We modeled, in our long-term financial model, R&D at 6% to 8%. And we see no reason why that has to change in order to achieve our long-term model.

Helen Greiner

We also continue to win government-supported programs to do research and development and our research division is going extremely strong and we have recently been awarded some new DARPA initiatives for next generation of robot technologies.

Jim Ricchiuti – Needham & Co.

And just a follow-up question on the G&I business, it sounds like you feel fairly confident that you'll see an order soon, another order, follow-on order. You alluded to I think a second order. Is there a timeline around that second order?

Colin Angle

There is absolutely a timeline associated with how we model the back half of the year and what we see coming down the pipe, but there is some uncertainty, so we tend to be quite conservative in trying to predict when anything exactly is going to happen. So we do expect some orders to come down the road, and we will be very, very clear with all of you as soon as we have them in hand.

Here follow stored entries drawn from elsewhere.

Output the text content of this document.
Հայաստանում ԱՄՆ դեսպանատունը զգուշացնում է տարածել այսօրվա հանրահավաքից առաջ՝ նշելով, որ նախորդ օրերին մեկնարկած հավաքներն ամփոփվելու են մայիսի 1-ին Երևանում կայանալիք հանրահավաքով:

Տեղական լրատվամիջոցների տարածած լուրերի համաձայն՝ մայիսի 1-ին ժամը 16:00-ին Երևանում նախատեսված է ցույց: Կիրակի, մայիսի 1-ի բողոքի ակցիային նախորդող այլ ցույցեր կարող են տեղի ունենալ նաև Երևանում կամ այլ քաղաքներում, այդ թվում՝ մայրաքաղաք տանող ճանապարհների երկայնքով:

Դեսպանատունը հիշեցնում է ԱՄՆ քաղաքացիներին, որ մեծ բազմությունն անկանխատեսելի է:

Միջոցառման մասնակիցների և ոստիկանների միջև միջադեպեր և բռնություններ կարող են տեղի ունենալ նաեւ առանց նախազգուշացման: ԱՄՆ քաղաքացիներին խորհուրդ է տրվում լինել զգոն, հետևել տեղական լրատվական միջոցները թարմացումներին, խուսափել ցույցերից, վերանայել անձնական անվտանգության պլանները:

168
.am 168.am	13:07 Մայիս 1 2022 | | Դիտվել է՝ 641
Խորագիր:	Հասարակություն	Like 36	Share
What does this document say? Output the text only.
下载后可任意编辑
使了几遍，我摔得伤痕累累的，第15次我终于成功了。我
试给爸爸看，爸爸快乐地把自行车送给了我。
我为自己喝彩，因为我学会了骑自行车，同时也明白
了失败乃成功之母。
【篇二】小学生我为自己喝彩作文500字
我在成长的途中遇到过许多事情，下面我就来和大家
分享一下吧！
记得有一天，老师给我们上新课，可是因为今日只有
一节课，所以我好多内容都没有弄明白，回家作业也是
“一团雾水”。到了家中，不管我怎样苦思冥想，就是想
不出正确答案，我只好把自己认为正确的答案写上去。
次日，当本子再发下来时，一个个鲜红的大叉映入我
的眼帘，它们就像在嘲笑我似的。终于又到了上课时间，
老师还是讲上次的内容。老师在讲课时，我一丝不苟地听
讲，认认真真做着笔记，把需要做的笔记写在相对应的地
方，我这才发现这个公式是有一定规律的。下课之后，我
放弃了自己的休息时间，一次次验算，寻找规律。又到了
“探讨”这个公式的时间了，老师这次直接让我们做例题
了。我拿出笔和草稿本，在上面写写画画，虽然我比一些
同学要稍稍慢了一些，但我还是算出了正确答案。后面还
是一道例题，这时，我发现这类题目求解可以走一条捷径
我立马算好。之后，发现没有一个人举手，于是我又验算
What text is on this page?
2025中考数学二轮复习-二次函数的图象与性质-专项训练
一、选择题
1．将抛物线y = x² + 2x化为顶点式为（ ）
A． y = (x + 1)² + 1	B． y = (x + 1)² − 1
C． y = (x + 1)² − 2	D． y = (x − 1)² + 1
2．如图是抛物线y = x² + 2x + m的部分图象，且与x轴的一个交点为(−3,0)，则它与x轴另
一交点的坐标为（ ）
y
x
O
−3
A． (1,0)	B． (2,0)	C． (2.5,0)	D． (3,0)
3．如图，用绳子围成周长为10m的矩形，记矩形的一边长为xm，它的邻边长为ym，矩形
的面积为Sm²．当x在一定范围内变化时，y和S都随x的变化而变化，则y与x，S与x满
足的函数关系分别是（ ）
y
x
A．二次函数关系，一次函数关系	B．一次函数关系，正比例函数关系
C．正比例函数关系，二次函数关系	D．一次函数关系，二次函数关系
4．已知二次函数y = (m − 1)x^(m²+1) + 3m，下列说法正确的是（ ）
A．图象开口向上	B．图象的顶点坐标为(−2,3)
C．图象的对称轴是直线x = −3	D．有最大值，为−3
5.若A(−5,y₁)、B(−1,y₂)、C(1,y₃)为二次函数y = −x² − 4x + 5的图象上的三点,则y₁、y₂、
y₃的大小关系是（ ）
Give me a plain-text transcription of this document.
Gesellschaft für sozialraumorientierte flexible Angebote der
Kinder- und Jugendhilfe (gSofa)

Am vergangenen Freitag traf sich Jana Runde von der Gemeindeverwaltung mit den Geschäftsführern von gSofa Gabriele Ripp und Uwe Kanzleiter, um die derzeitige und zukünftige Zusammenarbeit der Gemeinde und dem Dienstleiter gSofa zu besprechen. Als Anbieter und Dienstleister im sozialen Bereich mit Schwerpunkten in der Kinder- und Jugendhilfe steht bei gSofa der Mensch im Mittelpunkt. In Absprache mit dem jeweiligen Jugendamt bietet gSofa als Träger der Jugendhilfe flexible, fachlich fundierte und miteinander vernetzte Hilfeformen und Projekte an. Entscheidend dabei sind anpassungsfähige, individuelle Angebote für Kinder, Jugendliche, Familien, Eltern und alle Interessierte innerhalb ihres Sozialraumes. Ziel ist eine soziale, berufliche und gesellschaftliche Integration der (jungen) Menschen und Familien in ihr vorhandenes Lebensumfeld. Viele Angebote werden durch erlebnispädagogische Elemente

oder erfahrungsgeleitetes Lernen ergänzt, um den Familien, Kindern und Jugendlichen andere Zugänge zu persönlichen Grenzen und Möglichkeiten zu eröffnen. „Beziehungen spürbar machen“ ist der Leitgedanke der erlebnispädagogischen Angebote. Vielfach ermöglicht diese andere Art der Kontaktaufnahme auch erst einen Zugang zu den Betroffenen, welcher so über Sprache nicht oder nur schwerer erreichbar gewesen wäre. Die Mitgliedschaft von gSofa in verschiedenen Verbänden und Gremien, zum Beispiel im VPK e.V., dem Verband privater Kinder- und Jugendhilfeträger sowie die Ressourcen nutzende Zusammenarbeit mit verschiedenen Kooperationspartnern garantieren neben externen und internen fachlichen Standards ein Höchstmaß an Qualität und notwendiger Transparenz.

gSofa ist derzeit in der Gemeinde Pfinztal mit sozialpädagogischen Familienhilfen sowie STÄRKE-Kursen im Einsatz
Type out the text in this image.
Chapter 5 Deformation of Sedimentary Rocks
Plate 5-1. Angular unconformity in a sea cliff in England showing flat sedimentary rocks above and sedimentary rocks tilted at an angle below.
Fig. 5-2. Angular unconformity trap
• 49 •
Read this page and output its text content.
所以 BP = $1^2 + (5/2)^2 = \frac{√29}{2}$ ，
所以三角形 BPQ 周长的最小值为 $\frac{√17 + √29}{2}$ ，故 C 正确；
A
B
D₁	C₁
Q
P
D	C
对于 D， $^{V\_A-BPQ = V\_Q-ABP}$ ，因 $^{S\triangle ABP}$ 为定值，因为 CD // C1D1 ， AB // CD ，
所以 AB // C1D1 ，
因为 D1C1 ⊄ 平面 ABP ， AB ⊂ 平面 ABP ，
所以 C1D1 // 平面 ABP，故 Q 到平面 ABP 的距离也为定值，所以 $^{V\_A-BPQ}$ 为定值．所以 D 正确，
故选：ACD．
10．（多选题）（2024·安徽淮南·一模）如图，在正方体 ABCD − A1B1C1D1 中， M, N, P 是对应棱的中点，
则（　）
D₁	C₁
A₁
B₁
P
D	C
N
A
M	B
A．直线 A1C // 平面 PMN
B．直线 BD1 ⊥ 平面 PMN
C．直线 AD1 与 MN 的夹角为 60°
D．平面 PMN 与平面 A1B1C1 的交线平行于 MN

Jim Ricchiuti – Needham & Co.

Okay, Colin, last question, is there a – with respect to the September production order timeline, I guess go or no-go, how hard and fast is that? Can that slip? Do you see that? Do you anticipate that slipping or do you see the military making that decision in that September time frame?

Helen Greiner

Any government decision can slip, but I can tell you that right now we are going through the testing and checking all the boxes, and it is going extremely well and on schedule.

Jim Ricchiuti – Needham & Co.

Okay, thanks very much.

Colin Angle



(Operator instructions) We will take our question from Alex Hamilton with Jesup & Lamont.

Alex Hamilton – Jesup & Lamont

Hi, good morning. First, let me state, Geoff, it's been a pleasure knowing you. I hope to bump into you sometime in the future and I definitely look forward to meeting Mr. Leahy. But let me ask this question. Your cash balance, obviously, you had to reclassify some of these auction rate securities. If I am looking at the cash balance properly, you have about as much cash on hand as you burned through last year. Has that become a concern or are there any contingency plans in there?

Geoff Clear

As I indicated in my text, Alex, we do not have a short-term liquidity problem. It is something, obviously, we look at regularly. We did consume a fair amount of cash in the back half of last year as you know, but keep in mind that was at least partially if not mostly as a result of the fact that we had to essentially rebuild our inventory position as we transitioned from Roomba 400 to Roomba 500. That will not be the case this year. We have sufficient inventory already at this particular point in time. We have about $40 million of Home Robot inventory. That doesn't mean that there won't be some cash requirements in the back half of the year, there undoubtedly will, but we do have a $50 million working capital line of credit with Bank of America. And if we have to draw upon that, we certainly won't hesitate to do that.

Alex Hamilton – Jesup & Lamont

Great, thank you. And then just lastly, obviously the consumer market is a little jittery. And I might have missed this so I apologize for having you rehash it, but you are talking about a deterioration in the retail business and the fact that there could still be some charge-offs, although we think not likely but are possible, obviously. Yet you are talking about higher ASPs. Can you get me comfortable with kind of the conflict there?

Colin Angle

Sure. The higher ASPs are based on the increased price and value associated with the 500 series Roomba. So the 400 series carried slightly lower on average prices, and the 500 series because it's a more sophisticated, higher functioning robot, commands slightly higher prices in the marketplace. That's a primary driver, and we have seen, as we've said, improvements in our sell-through as a result.

Alex Hamilton – Jesup & Lamont

Fantastic, thank you.


And there are no further questions at this time. I'd like to turn the conference back over to Mr. Angle for any closing remarks.

Colin Angle

Well, thank you all for join us, and we look forward to further communication through the quarter in our next call. Again, thank you and good morning.


And that concludes today's teleconference. Thank you for your participation, and have a good day.